3	-70.84508298309264	42.11726584896208	(1,,Main,St,,,Hanover,MA,02339,t,,)
9	-70.84437177401415	42.15834177639816	(1,,Main,St,,,Norwell,MA,02061,t,,)
10	-72.23530265382281	42.260596267836945	(1,E,Main,St,,,Ware,MA,01082,t,,)
11	-72.79730604439531	42.43541221562752	(1,S,Main,St,,,Goshen,MA,01096,t,,)
12	-72.87424511880401	42.500985260983285	(1,E,Main,St,,,Plainfield,MA,01070,t,,)
14	-72.40080978104714	42.276919680561925	(1,S,Main,St,,,Belchertown,MA,01007,t,,)
14	-72.65981893720061	42.328655966035754	(1,S,Main,St,,,Northampton,MA,01062,t,,)
14	-72.40355779373047	42.27997542236744	(1,N,Main,St,,,Belchertown,MA,01007,t,,)
14	-72.3321618003692	42.18801537873117	(1,S,Main,St,,,"Palmer Town",MA,01079,t,,)
15	-72.59183570986102	42.214047537431945	(1,S,Main,St,,,"South Hadley",MA,01075,t,,)
15	-72.73052592739397	42.39331433997838	(1,N,Main,St,,,Williamsburg,MA,01096,t,,)
15	-72.59865296286365	42.215393856763214	(1,N,Main,St,,,"South Hadley",MA,01075,t,,)
21	-70.75985323124343	42.16990860652304	(,,Main,St,,,Scituate,MA,02061,t,,)

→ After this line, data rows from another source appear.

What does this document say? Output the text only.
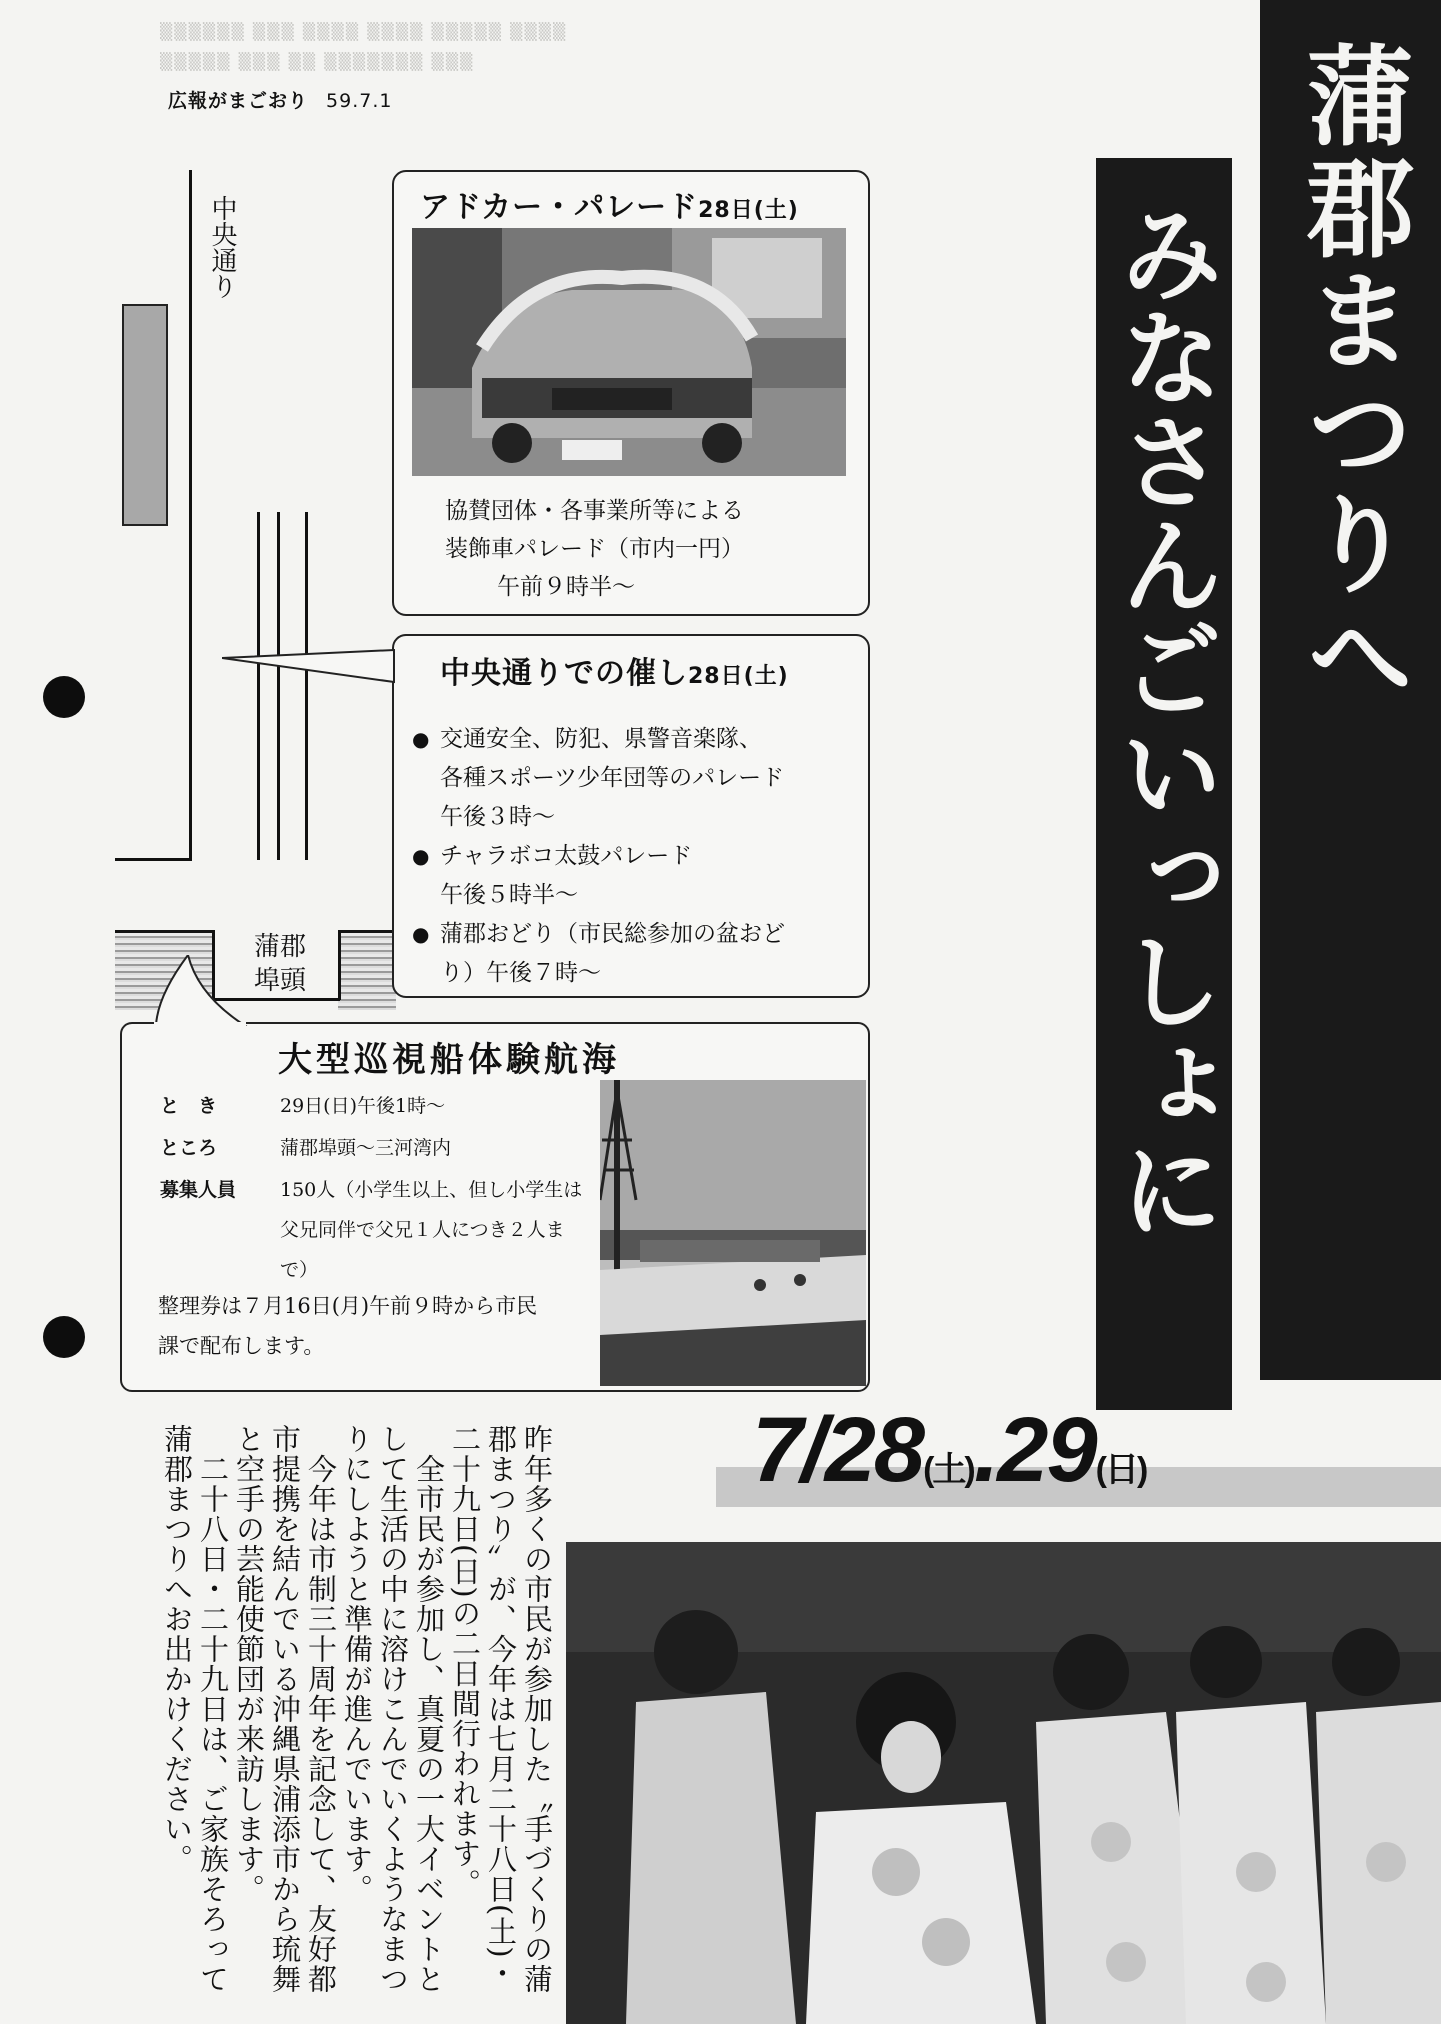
▒▒▒▒▒▒ ▒▒▒ ▒▒▒▒ ▒▒▒▒ ▒▒▒▒▒ ▒▒▒▒
▒▒▒▒▒ ▒▒▒ ▒▒ ▒▒▒▒▒▒▒ ▒▒▒
広報がまごおり 59.7.1
中央通り
蒲郡
埠頭
アドカー・パレード28日(土)
協賛団体・各事業所等による
装飾車パレード（市内一円）
午前９時半～
中央通りでの催し28日(土)
● 交通安全、防犯、県警音楽隊、
各種スポーツ少年団等のパレード
午後３時～
● チャラボコ太鼓パレード
午後５時半～
● 蒲郡おどり（市民総参加の盆おど
り）午後７時～
大型巡視船体験航海
と　き	29日(日)午後1時～
ところ	蒲郡埠頭～三河湾内
募集人員	150人（小学生以上、但し小学生は父兄同伴で父兄１人につき２人まで）
整理券は７月16日(月)午前９時から市民
課で配布します。
蒲郡まつりへ
みなさんごいっしょに
7/28(土).29(日)
昨年多くの市民が参加した〝手づくりの蒲郡まつり〟が、今年は七月二十八日(土)・二十九日(日)の二日間行われます。
　全市民が参加し、真夏の一大イベントとして生活の中に溶けこんでいくようなまつりにしようと準備が進んでいます。
　今年は市制三十周年を記念して、友好都市提携を結んでいる沖縄県浦添市から琉舞と空手の芸能使節団が来訪します。
　二十八日・二十九日は、ご家族そろって蒲郡まつりへお出かけください。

comment:11 by pramsey, 3 years ago

Milestone: PostGIS 3.1.1PostGIS 3.1.2

comment:12 by Regina Obe <lr@…>, 3 years ago

Resolution: fixed
Status: newclosed

In 3b6b318/git:

Better answers when no zip is provided. Closes #4826 for PostGIS 3.1.2

Note: See TracTickets for help on using tickets.